12.09.2013
Selbstvermittlungscoaching (SVC) ist Gesundheitsförderung - indirekt aber nachhaltig
Werner Lüttkenhorst, Der Paritätische Nordrhein-Westfalen
Schlagwörter:Erwerbslosigkeit, Gesundheitsbewusstsein, Gesundheitskompetenz, Partizipation
Ein negatives Selbstbild, das Gefühl von Ohnmacht und Perspektivlosigkeit sowie die Erfahrung, nicht gebraucht zu werden - was Arbeitslose kränker macht und ihr Leben verkürzt, scheint mit Perspektivlosigkeit und „Entmächtigung“ zusammen zu hängen, anders formuliert: mit der oft wiederholten Erfahrung mangender Selbstwirksamkeit. Hier setzt Selbstvermittlungscoaching an. SVC ist ein Prozess, in dem der Aufbau von Selbstwirksamkeitsüberzeugungen über Rückschläge hinweg unterstützt und systematisch mit der Suche nach einer guten Arbeit verbunden wird. Die SWT-Stiftung in Düsseldorf und weitere Träger in Bonn, Brandenburg, Gießen, Remscheid und an weiteren Orten haben jetzt eine Maßnahmezulassung für SVC-Kurse erhalten.
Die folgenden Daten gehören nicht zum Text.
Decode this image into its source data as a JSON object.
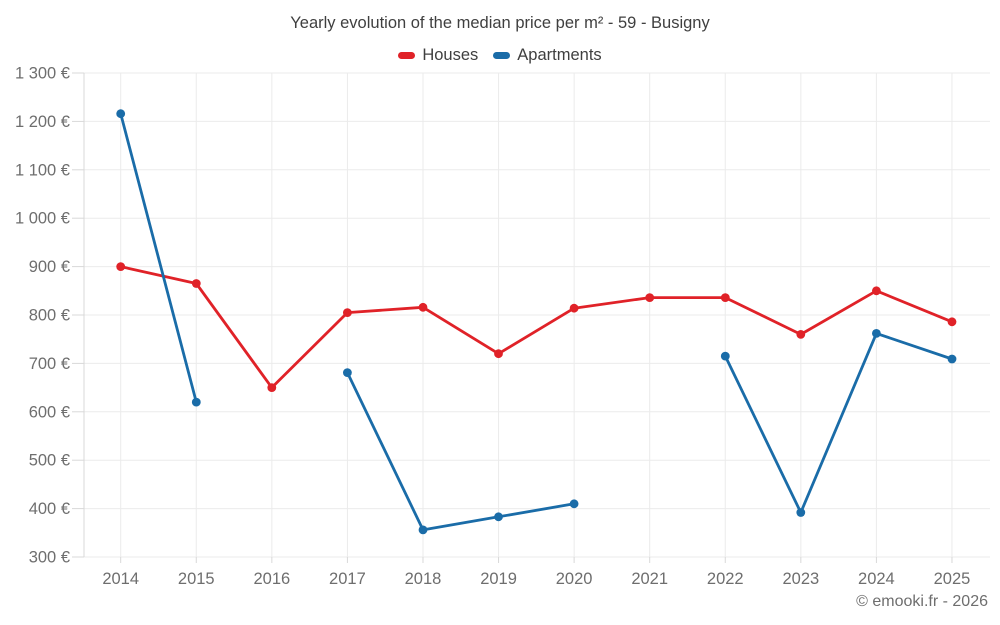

Was ist Selbstvermittlungscoaching (SVC)?
Das Selbstvermittlungscoaching (SVC) ist eine Methode, die von Januar 2010 bis Februar 2012 an fünf Standorten in Nordrhein-Westfalen im Rahmen eines innovativen Modellprojektes entwickelt wurde (siehe auch www.selbstvermittlung.org). Ziel war die Erprobung und Weiterentwicklung von Methoden und Arbeitsformen, mit denen langzeitarbeitslose Menschen individuell und nachhaltig bei der Suche nach einem guten Arbeitsplatz unterstützt werden können.
Das Modellprojekt wurde finanziert vom Ministerium für Arbeit, Integration und Soziales des Landes NRW, der EU (Europäischer Sozialfonds) und den beteiligten Jobcentern. Zentraler Projektträger war der Paritätische Wohlfahrtsverband NRW.
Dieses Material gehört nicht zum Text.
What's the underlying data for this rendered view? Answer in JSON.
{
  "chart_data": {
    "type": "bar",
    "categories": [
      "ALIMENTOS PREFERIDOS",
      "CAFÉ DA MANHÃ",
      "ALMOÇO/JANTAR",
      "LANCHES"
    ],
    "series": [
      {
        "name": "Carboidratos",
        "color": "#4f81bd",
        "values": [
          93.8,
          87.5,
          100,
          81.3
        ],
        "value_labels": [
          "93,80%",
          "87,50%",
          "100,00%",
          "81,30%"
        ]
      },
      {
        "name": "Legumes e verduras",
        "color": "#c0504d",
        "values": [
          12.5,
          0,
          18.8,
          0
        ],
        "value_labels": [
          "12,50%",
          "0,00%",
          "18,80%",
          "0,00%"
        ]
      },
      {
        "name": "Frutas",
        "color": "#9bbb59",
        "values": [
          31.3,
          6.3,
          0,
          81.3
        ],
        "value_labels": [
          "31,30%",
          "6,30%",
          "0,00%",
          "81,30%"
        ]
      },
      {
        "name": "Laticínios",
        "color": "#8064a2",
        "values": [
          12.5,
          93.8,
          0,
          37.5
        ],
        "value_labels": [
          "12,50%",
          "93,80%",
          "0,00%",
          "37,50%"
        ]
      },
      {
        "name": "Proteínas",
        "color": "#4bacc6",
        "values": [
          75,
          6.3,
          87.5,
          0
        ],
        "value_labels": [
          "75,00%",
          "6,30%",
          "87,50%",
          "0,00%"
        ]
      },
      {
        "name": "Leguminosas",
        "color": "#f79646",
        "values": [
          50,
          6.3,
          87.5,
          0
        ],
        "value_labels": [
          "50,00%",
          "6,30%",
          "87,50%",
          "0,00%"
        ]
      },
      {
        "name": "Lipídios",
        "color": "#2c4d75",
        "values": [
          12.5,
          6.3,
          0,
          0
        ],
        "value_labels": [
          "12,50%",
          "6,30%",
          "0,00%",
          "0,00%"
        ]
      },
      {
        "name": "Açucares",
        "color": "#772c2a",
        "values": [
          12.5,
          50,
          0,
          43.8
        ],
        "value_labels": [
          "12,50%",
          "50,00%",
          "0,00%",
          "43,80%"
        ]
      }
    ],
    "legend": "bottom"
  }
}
Der Begriff Selbstwirksamkeit (Selbstwirksamkeitserwartungen oder -überzeugungen) von Albert Bandura erlebt auch im Zusammenhang mit Erkenntnissen der neueren Gehirnforschung eine Renaissance. Er bezeichnet, in welchem Maß eine Person überzeugt ist, Handlungen erfolgreich ausführen und Ziele erreichen zu können.
Selbstvermittlungscoaching unterstützt die Entfaltung von Potentialen, steigert Selbstwirksamkeitsüberzeugungen (und damit das Selbstvertrauen) und fördert Selbsthilfekompetenzen. Ein SVC-Kurs vermittelt den Teilnehmenden Erfolgserlebnisse und bietet ein positives wertschätzendes Arbeitsklima. Einer der methodischen Schwerpunkte ist die Nutzung der Gruppenintelligenz: die gegenseitige Unterstützung von Teilnehmenden und die Pflege vorhandener persönlicher Netzwerke werden gefördert, verschollene Ressourcen wieder ins Bewusstsein gerufen und neue persönliche Perspektiven systematisch weiterentwickelt.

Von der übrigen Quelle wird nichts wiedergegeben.